CTX PROTECTION SOCIALE, 8 avril 2024 — 23/01561

Déboute le ou les demandeurs de l'ensemble de leurs demandes Cour de cassation — CTX PROTECTION SOCIALE

Texte intégral

MINUTE N° :

TRIBUNAL JUDICIAIRE DE LYON

POLE SOCIAL - CONTENTIEUX GENERAL

REPUBLIQUE FRANCAISE AU NOM DU PEUPLE FRANCAIS

JUGEMENT DU :

MAGISTRAT : ASSESSEURS:

DÉBATS :

PRONONCE :

AFFAIRE :

NUMÉRO R.G :

08 Avril 2024

Florence AUGIER, présidente

Dominique DALBIES, assesseur collège employeur Yasmina SEMINARA, assesseur collège salarié

assistées lors des débats et du prononcé du jugement par Maëva GIANNONE, greffière

tenus en audience publique le 06 Février 2024

jugement contradictoire, rendu en premier ressort, le 08 Avril 2024 par le même magistrat

URSSAF ILE DE FRANCE venant aux droits de la CIPAV C/ Monsieur [Z] [N]

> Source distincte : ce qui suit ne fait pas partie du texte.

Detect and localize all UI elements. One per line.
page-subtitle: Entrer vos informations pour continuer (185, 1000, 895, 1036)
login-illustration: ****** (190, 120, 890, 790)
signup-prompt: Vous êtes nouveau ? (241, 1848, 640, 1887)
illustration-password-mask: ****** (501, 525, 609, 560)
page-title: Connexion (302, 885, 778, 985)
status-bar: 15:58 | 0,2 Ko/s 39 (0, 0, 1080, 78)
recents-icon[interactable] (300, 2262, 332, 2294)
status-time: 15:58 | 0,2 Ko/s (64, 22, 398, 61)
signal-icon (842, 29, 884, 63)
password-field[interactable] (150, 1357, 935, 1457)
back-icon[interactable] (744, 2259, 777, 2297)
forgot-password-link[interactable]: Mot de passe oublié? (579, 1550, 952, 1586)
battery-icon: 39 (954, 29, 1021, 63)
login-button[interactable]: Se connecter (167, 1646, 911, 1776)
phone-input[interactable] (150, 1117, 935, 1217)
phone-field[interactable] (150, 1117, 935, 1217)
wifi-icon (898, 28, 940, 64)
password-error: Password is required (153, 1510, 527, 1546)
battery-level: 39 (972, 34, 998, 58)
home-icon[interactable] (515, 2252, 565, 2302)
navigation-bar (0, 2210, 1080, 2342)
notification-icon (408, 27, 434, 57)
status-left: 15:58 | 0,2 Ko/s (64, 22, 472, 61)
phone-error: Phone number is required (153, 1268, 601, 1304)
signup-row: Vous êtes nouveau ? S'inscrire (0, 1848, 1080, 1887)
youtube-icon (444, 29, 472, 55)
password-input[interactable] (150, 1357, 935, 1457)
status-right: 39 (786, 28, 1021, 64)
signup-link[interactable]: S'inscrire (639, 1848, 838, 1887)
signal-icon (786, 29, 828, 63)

N° RG 23/01561 - N° Portalis DB2H-W-B7H-YJH6

DEMANDERESSE

L’URSSAF ILE DE FRANCE, dont le siège est sis [Adresse 2] venant aux droits de la CIPAV dont le siège est sis [Adresse 3]. Représentée par la SELAS EPILOGUE AVOCATS, avocats au barreau de LYON, dispensée de comparution en vertu de l'article R142-10-4 du code de la sécurité sociale et 446-1 du code de procédure civile

DÉFENDEUR

Monsieur [Z] [N], demeurant [Adresse 1] Représenté par Maître Laurent SAUTEREL de la SELARL TESSARES AVOCATS, avocat au barreau de LYON

Notification le : Une copie certifiée conforme à :

URSSAF ILE DE FRANCE [Z] [N] la SELAS EPILOGUE AVOCATS la SELARL TESSARES AVOCATS Une copie revêtue de la formule executoire :

la SELARL TESSARES AVOCATS Une copie certifiée conforme au dossier

FAITS, PROCÉDURE ET PRÉTENTIONS DES PARTIES

Par lettre recommandée du 5 mai 2023, M. [Z] [N] a saisi le pôle social du tribunal judiciaire de Lyon d'une opposition à la contrainte émise par l'URSSAF Ile de France le 11 avril 2023 et signifiée le 26 avril 2023, concernant des cotisations et majorations de retard s'élevant à 23 236,50 euros au titre de l'année 2022 et régularisation 2021.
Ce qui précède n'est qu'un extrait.